RLlib Sample Collection and Trajectory Views

The SampleCollector Class is Used to Store and Retrieve Temporary Data

RLlib’s RolloutWorkers, when running against a live environment, use the SamplerInput class to interact with that environment and produce batches of experiences. The two implemented sub-classes of SamplerInput are SyncSampler and AsyncSampler (residing under the RolloutWorker.sampler property).

In case the “_use_trajectory_view_api” top-level config key is set to True (by default since version >=1.1.0), every such sampler object will use the SampleCollector API to store and retrieve temporary environment-, model-, and other data during rollouts (see figure below).

_images/rllib-sample-collection.svg

Sample collection process implemented by RLlib: The Policy’s model tells the Sampler and its SampleCollector object, which data to store and how to present it back to the dependent methods (e.g. Model.compute_actions()). This is done using a dict that maps strings (column names) to ViewRequirement objects (details see below).

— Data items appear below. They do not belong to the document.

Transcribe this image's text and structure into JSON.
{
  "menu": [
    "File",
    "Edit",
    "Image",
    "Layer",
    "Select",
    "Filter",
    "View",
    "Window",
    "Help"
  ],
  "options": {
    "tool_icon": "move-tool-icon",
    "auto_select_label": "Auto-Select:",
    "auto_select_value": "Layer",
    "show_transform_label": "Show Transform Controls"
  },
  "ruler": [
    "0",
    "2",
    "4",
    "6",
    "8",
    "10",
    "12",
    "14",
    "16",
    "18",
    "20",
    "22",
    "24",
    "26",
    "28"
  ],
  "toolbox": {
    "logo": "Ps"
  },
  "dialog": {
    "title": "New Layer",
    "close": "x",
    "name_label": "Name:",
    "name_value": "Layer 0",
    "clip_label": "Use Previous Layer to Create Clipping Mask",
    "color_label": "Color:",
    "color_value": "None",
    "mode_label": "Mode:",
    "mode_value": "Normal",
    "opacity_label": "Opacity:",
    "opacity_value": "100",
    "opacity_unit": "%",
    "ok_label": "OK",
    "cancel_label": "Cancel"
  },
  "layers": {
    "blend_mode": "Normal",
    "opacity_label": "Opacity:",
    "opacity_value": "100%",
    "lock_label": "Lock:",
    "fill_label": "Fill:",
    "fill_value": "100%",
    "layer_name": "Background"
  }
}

The exact behavior for a single such rollout and the number of environment transitions therein are determined by the following Trainer config keys:

batch_mode [truncate_episodes|complete_episodes]:
truncated_episodes (default value):

Rollouts are performed over exactly rollout_fragment_length (see below) number of steps. Thereby, steps are counted as either environment steps or as individual agent steps (see count_steps_as below). It does not matter, whether one or more episodes end within this rollout or whether the rollout starts in the middle of an already ongoing episode.

complete_episodes:

Each rollout is exactly one episode long and always starts at the beginning of an episode. It does not matter how long an episode lasts. The rollout_fragment_length setting will be ignored. Note that you have to be careful when chosing complete_episodes as batch_mode: If your environment does not terminate easily, this setting could lead to enormous batch sizes.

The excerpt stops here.